SFGP soon made some disturbing discoveries. In one instance Ulsrud was the guardian of a 90-year-old woman who lived at home with the help of full-time aides. When SFGP got the case, a worker checked on the woman and found an empty house. Neighbors said she had moved into a nearby apartment with one of her aides. The SFGP guardian tracked her down and learned she had not received her prescription medicine for almost nine months.

Taft also turned up damning evidence. "I called the doctor listed on the treatment plan, and he said he'd never heard of this [90-year-old] lady before," the investigator says. He found nine checks totaling $6275 written on the woman's account that didn't square with court records. In her accounting Ulsrud apparently listed the checks as payable to various parties, but she actually made them out to cash and endorsed them, the investigator reports. (Ulsrud has pleaded not guilty to all charges against her.)

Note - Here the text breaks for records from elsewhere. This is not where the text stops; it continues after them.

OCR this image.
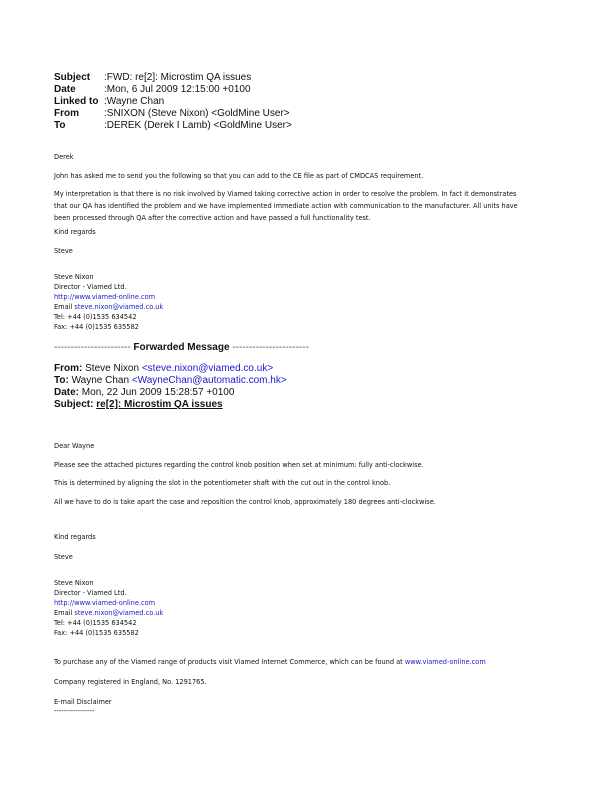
Subject :FWD: re[2]: Microstim QA issues
Date	:Mon, 6 Jul 2009 12:15:00 +0100
Linked to :Wayne Chan
From	:SNIXON (Steve Nixon) <GoldMine User>
To	:DEREK (Derek I Lamb) <GoldMine User>
Derek
John has asked me to send you the following so that you can add to the CE file as part of CMDCAS requirement.
My interpretation is that there is no risk involved by Viamed taking corrective action in order to resolve the problem. In fact it demonstrates
that our QA has identified the problem and we have implemented immediate action with communication to the manufacturer. All units have
been processed through QA after the corrective action and have passed a full functionality test.
Kind regards
Steve
Steve Nixon
Director - Viamed Ltd.
http://www.viamed-online.com
Email steve.nixon@viamed.co.uk
Tel: +44 (0)1535 634542
Fax: +44 (0)1535 635582
----------------------- Forwarded Message -----------------------
From: Steve Nixon <steve.nixon@viamed.co.uk>
To: Wayne Chan <WayneChan@automatic.com.hk>
Date: Mon, 22 Jun 2009 15:28:57 +0100
Subject: re[2]: Microstim QA issues
Dear Wayne
Please see the attached pictures regarding the control knob position when set at minimum: fully anti-clockwise.
This is determined by aligning the slot in the potentiometer shaft with the cut out in the control knob.
All we have to do is take apart the case and reposition the control knob, approximately 180 degrees anti-clockwise.
Kind regards
Steve
Steve Nixon
Director - Viamed Ltd.
http://www.viamed-online.com
Email steve.nixon@viamed.co.uk
Tel: +44 (0)1535 634542
Fax: +44 (0)1535 635582
To purchase any of the Viamed range of products visit Viamed Internet Commerce, which can be found at www.viamed-online.com
Company registered in England, No. 1291765.
E-mail Disclaimer
-----------------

And Taft discovered more financial aberrations. "We started seeing even-dollar-amount checks made payable to hospitals -- $400, $900, $1500 -- amounts you wouldn't expect to see written out to a hospital. It made no sense." Similarly, Taft believes, Ulsrud fraudulently accounted for the checks, wrote them out to cash, and endorsed them.

In February 1998 Taft and Twomey invited the Broward Sheriff's Office, the state attorney, and the Department of Children and Families to help investigate. Ten months later Ulsrud was arrested. The final tally: 277 questionable checks, 39 instances of fudged treatment plans, and 18 elderly people who may have been exploited. "I don't see where this woman would have had time to eat or sleep when she was running around cashing checks and taking checks to all these places," says Taft.

It's unlikely Ulsrud will get work as a professional guardian again. But she's still a member in good standing of the National Association of Professional Geriatric Care Managers and is listed as such on the association's Website (www.caremanager.org). Association president Dianne Boazman finds that a little hard to believe. "I can't imagine a Florida care manager didn't report that."

Boazman's organization doesn't require background checks, although it does call for members to have at least a bachelor's degree in gerontology, social work, nursing, or counseling. Ulsrud has a master's degree in social work from the University of Wisconsin.

Indeed, even if she were kicked out of the association, Ulsrud could still call herself a geriatric care manager. And she could still work in a field where trust is everything. "All [care managers] are is basically guardians," says Twomey, "but they are totally unpoliced out there."